41 Prozent der Mitarbeiter wohnen nach Guerisses Angaben in Luxemburg, die restlichen 59 Prozent sind Grenzgänger aus Frankreich, Belgien und Deutschland. Davon kommt mit 33 Prozent der überwiegende Teil aus Frankreich, 25 Prozent aus Belgien und der Rest aus Deutschland. Sie zahlen in die luxemburgischen Sozialversicherungssysteme ein und sind im Land versichert, womit sich die erste Hürde für ein Mehr an Telearbeit auftut. Die Hürde kommt nicht von der Bank, sondern von europäischen Vorgaben.
„Wer einen wesentlichen Teil seiner Tätigkeit (mindestens 25 Prozent) im Wohnsitzland ausübt, unterliegt den Rechtsvorschriften dieses Wohnsitzlandes, ist also dort sozialversichert“, besagt eine EU-Verordnung zum Thema, die in einschlägigen Ratgebern für Grenzgänger zitiert wird. Das heißt, bei Überschreitung der 25 Prozent Arbeitszeit pro Jahr fällt der in Luxemburg angestellte Arbeitnehmer unter die Sozialversicherungsbestimmungen (Krankenkasse, Renten- und Arbeitslosenversicherung usw.) des Wohnsitzlandes.
Steuerregelungen bleiben Problem
Die zweite Hürde für ein Mehr an „Télétravail“ kommt ebenfalls nicht von der Bank, sondern von Gründungsmitgliedern der Europäischen Union wie Belgien, Deutschland und Frankreich. Es ist und bleibt die steuerliche Seite. Weil es die steuerlichen Hürden und die Begrenzung auf eine gewisse Zahl an Tagen gibt, bietet die Bank Telearbeit „punktuell“ an, wie Guerisse sagt.
„Wenn jemand an einer Präsentation arbeitet und das lieber in Ruhe von zu Hause aus machen will, muss er das beantragen“, sagt die Managerin.

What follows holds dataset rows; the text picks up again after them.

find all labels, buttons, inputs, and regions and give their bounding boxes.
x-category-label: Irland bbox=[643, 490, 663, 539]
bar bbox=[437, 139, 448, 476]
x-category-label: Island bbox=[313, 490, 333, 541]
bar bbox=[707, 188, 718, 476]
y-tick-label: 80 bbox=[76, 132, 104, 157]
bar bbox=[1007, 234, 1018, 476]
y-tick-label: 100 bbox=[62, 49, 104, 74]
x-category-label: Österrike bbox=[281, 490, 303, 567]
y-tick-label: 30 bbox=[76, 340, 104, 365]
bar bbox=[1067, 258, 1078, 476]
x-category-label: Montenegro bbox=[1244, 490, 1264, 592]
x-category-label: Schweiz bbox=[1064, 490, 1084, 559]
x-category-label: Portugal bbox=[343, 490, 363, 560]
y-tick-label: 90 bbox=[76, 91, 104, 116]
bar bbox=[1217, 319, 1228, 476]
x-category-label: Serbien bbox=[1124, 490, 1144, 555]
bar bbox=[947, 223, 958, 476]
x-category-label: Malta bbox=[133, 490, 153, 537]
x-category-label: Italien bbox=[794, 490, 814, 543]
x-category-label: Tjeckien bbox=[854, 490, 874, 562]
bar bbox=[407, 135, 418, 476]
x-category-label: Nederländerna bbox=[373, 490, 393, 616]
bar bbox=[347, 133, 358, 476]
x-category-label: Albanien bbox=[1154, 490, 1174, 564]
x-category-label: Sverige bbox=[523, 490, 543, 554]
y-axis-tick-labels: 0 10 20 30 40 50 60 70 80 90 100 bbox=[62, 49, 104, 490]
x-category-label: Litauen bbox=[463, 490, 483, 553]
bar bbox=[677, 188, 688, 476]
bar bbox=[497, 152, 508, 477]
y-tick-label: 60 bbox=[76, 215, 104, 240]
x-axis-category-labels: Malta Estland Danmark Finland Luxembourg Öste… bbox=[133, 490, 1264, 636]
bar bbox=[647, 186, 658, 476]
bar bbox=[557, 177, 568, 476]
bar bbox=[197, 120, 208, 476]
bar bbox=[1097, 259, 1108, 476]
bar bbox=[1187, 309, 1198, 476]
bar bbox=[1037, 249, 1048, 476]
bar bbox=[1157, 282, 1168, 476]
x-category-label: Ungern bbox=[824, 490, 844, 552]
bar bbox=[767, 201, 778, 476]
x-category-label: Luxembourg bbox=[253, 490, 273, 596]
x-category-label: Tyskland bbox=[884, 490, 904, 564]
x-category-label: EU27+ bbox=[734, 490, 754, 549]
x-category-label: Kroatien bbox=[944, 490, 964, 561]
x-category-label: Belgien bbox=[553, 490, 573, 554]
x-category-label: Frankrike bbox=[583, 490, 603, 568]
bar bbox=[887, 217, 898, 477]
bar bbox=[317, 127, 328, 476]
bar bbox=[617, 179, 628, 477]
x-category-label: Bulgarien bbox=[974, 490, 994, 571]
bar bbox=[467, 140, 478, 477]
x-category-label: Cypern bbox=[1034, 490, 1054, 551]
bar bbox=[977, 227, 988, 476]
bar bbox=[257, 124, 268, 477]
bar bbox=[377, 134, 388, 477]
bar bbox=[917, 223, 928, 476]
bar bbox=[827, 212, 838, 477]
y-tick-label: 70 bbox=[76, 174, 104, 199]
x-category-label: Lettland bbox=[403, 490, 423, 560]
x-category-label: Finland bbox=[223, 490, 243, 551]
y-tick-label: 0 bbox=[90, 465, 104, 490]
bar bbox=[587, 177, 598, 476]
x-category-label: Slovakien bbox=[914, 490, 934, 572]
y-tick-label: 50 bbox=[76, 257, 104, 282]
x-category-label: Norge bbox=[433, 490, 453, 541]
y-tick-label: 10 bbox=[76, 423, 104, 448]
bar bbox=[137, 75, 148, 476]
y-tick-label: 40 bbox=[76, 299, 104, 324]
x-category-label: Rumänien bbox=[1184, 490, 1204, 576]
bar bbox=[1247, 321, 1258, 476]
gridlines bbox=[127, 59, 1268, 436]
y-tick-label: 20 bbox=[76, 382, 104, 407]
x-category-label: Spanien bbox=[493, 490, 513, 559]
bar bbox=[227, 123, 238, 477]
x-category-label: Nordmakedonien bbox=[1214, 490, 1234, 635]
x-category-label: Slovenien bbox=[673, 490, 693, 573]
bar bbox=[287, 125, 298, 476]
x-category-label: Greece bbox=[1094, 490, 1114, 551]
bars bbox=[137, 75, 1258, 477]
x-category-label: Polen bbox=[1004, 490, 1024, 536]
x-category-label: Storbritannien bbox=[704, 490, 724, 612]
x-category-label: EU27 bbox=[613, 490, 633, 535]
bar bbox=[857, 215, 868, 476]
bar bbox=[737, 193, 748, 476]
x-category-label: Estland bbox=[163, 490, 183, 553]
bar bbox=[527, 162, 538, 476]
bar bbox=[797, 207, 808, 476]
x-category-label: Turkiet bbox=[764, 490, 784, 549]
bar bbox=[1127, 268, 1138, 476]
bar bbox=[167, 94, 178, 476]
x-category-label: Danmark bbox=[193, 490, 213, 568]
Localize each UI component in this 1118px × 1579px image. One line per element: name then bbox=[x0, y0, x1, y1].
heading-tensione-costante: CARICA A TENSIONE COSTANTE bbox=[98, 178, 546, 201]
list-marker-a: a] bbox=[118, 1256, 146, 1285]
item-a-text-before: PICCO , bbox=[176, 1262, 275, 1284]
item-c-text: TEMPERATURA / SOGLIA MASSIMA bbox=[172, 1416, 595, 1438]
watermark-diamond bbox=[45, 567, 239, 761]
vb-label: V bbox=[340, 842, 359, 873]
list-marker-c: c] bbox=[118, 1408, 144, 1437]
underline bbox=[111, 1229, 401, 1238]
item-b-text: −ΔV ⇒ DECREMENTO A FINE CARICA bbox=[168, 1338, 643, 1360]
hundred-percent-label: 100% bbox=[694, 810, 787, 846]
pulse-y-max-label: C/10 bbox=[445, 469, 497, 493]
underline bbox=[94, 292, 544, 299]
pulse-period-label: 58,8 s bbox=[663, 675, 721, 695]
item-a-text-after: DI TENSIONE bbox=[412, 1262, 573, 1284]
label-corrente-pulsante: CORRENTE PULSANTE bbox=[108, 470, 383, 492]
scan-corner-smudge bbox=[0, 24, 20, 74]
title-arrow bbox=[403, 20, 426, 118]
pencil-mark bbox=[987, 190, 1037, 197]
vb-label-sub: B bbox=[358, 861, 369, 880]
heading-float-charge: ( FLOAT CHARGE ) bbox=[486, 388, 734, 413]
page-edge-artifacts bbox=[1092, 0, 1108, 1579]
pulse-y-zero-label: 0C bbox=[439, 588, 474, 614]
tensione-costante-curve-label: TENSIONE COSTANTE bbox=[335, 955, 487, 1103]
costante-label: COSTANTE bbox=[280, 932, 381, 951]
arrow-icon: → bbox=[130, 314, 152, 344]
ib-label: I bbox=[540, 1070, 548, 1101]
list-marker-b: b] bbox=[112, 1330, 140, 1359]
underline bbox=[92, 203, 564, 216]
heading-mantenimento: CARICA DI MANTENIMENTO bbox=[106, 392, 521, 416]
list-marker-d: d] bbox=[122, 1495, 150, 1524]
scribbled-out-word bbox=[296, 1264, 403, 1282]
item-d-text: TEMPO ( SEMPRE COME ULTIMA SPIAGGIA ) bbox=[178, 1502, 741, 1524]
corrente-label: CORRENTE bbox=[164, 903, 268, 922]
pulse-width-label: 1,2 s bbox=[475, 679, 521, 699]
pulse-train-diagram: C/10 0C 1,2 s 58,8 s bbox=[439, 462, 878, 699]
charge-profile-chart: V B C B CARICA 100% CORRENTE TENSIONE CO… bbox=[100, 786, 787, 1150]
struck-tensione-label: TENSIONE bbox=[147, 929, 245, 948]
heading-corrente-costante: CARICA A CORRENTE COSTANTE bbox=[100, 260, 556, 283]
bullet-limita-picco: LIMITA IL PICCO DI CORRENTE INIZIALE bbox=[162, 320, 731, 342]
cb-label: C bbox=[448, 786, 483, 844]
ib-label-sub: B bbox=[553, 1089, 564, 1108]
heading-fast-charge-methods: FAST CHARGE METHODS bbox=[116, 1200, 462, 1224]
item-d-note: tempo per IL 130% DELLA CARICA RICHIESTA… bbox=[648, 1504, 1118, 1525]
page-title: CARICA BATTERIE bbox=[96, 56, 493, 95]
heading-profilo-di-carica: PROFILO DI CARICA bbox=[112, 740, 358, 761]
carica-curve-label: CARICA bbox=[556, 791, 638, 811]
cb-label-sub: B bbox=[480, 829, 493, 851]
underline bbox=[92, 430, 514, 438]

Regelungen wie „einen Tag in der Woche mache ich immer Telearbeit“ gebe es intern nicht. Das Angebot, von zu Hause aus zu arbeiten, sei vielmehr eine sehr individuelle Regelung, die von der speziellen Situation des Einzelnen abhänge, sagt Guerisse.
„Wir treten die Steuern, die für diese Tage in Luxemburg anfallen würden, an das entsprechende Wohnsitzland ab“, sagt Guerisse. Das erscheint auf der „Fiche de retenue“ (Lohnsteuerkarte), die jeder am Ende des Jahres erhält. Es ist dann am jeweiligen Arbeitnehmer, das in einer Steuererklärung zu deklarieren – am Wohnsitz.
Wie viele Grenzgänger über die steuerlich vereinbarten Tage hinaus von zu Hause aus arbeiten, kommuniziert das Kreditinstitut nicht. Nur so viel: Es seien eher wenige, sagt Guerisse. Das klingt eher nach Ausnahmen und nicht nach Regel. Gleichzeitig zeigt das, wie wenig Spielraum die Arbeitgeber dabei haben, ihren Mitarbeitern dieses Arbeitsmodell anzubieten.